Green, S., Grant, A., & Rynsaardt, J. (2007). Evidence-based life coaching for senior high school students: Building hardiness and hope. International Coaching Psychology Review, 2, 1st ser., 24-32.

Lopez, S. J. (2013). Making hope happen: Create the future you want for yourself and others. Atria Books. 

Marques S., J. Lopez S., & Pais-Ribeiro J. (2011). “Building Hope for the Future”: A Program to Foster Strengths in Middle-School Students. Journal of Happiness Studies, 12. 139-152. 10.1007/s10902-009-9180-3. 

Mcquaid, M. (n.d.). Can you turn hope into reality? https://edtechbooks.org/-ksXc 

Oettingen, G. (2014).

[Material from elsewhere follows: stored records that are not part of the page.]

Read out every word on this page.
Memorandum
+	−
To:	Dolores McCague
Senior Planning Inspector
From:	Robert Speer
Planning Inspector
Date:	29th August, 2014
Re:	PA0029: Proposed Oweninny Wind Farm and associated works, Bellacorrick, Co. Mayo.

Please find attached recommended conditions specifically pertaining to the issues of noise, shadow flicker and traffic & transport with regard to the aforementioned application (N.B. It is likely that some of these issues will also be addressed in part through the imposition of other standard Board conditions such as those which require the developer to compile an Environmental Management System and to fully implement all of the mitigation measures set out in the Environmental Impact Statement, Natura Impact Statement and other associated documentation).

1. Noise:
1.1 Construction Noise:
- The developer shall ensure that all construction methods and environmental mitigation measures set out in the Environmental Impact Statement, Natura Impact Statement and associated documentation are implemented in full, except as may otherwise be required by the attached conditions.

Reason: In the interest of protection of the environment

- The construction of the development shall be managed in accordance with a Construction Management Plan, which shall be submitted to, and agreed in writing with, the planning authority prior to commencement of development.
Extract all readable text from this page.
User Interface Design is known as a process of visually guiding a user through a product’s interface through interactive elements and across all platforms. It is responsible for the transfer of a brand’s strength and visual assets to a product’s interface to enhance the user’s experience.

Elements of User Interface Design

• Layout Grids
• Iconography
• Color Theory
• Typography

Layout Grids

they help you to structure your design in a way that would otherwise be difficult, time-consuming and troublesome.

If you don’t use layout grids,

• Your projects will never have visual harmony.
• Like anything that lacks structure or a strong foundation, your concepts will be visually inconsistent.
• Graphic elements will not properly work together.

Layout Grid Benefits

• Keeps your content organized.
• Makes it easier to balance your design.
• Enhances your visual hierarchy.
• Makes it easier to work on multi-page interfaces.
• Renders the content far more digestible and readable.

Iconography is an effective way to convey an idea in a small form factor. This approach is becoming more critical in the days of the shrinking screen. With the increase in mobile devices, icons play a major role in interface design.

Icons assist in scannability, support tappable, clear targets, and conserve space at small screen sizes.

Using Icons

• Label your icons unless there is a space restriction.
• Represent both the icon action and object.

Rethinking positive thinking: Inside the new science of motivation. Penguin Publishing Group. 

Oettingen, G. & Reininger, K.M. (2016). The power of prospection: mental contrasting and behavior change. Social and Personality Psychology Compass, 10(11), 591-604. 

Snyder, C. R., Harris, C., Anderson, J. R., Holleran, S. A., Irving, L. M., Sigmon, S. T., et al. (1991). The will and the ways: Development and validation of an individual-differences measure of hope. Journal of Personality and Social Psychology, 60, 570–585.